There are more significant spoilers for Baldur’s Gate 3 after this, so you have been warned…

But that’s the thing with Baldur’s Gate 3, it lives in these moments and constantly puts us in these horrifying situations that they somehow managed to make a horror game with no one noticing. They made it so players are experiencing all the horrors found in DnD 5e. While there is the dabble into horror here and there throughout the first two acts, looking specifically at the Auntie Ethel questline. She is an older woman who lives in a swamp, where she traps unsuspecting folks, either killing them outright or torturing them as she has been with an NPC named Mayrina, whom she promised to bring back her dead husband but for a price.

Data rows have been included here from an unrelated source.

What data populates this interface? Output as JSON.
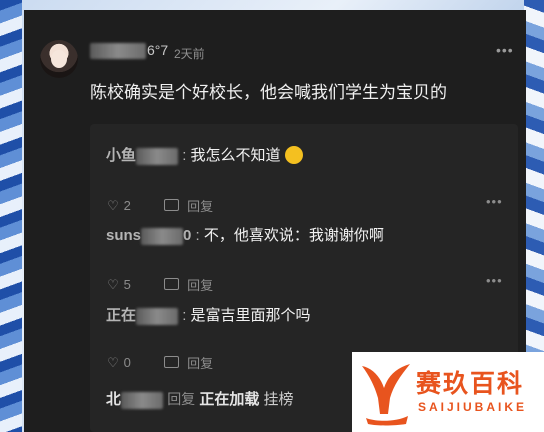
{
  "post": {
    "username_suffix": "6°7",
    "timestamp": "2天前",
    "more": "⋮",
    "comment": "陈校确实是个好校长，他会喊我们学生为宝贝的"
  },
  "replies": [
    {
      "name_prefix": "小鱼",
      "name_suffix": "",
      "separator": ":",
      "text": "我怎么不知道",
      "likes": "2",
      "reply_label": "回复"
    },
    {
      "name_prefix": "suns",
      "name_suffix": "0",
      "separator": ":",
      "text": "不，他喜欢说：我谢谢你啊",
      "likes": "5",
      "reply_label": "回复"
    },
    {
      "name_prefix": "正在",
      "name_suffix": "",
      "separator": ":",
      "text": "是富吉里面那个吗",
      "likes": "0",
      "reply_label": "回复"
    }
  ],
  "last_line": {
    "name_prefix": "北",
    "reply_word": "回复",
    "bold_text": "正在加载",
    "text": "挂榜"
  },
  "watermark": {
    "brand_cn": "赛玖百科",
    "brand_en": "SAIJIUBAIKE"
  },
  "colors": {
    "card": "#1e1e1e",
    "replies_bg": "#252525",
    "brand": "#e8541e"
  }
}
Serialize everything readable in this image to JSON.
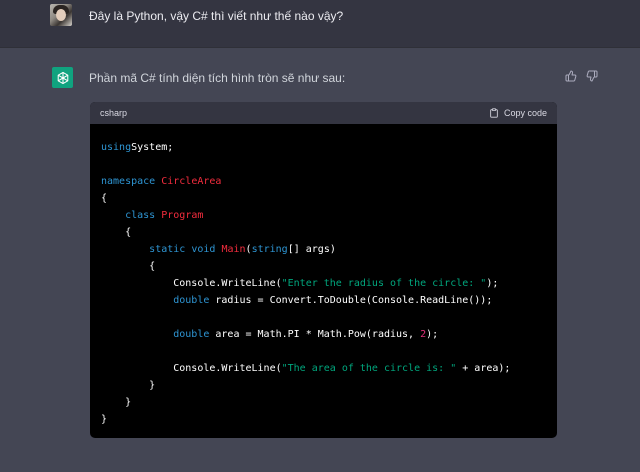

Or Act 2, where the entire arc takes place underground, where it is impossible to walk around in the darkness without taking damage. You will spend the majority of the time running from light source to light source, avoiding the painful dark but also what lurks in the darkness. This is more of a broad approach to the horror held within, but in Act 3, things get….horrific.

Act 3 easily has some of the most downright capital H Horror in it, not only in the subject matter but in the environment and characters themselves. Suppose you have Asterion in good standing. It’s time to figure out his quest line. This leads you to a vampire’s hideout, where the head vampire has brainwashed all of his servants to do menial tasks, hoping one day Asterion will return, where he can sacrifice all of his children to become the most powerful vampire. Or traveling to literal Hell, where you have to face down an archdemon to procure an item that will let you take hold of The Master Brain.

But, by far, the most significant leap into horror is the Cenobite-esque Orin. She looks ripped straight out of Hellraiser 1 and 2; in her fleshless, we have such sights to show you bloody red skin. She acts like it, too, as she is a Bhaalspawn and devoted follower in the Temple of Bhaal. Basically, she has a lust for murder, considering this is her most notable quote: “ Yes, yes, give me agony. Pluck me bone from socket. Stroke me with a jagged edge until my skin shreds wet and red.” She is crazy, and every scene with her is dripping with malice and contempt. There is so much bodily horror discussed and implied with her it is somewhat unnerving. Considering she is also a changeling, she could be anyone and, at other times, surprises the player during their journey in Baldur’s Gate 3 that you begin to question everyone.

We never get these massive RPGs diving too deep into the horror, but I am so happy that Baldur’s Gate 3 does. Because it’s dark subject matter, it just makes sense. It also makes it so when you can. You enjoy the calm times when you don’t feel like you are about to be tricked by a hag, avoiding the dark, or having to talk to Orin. If you couldn’t tell, Baldur’s Gate 3 is excellent.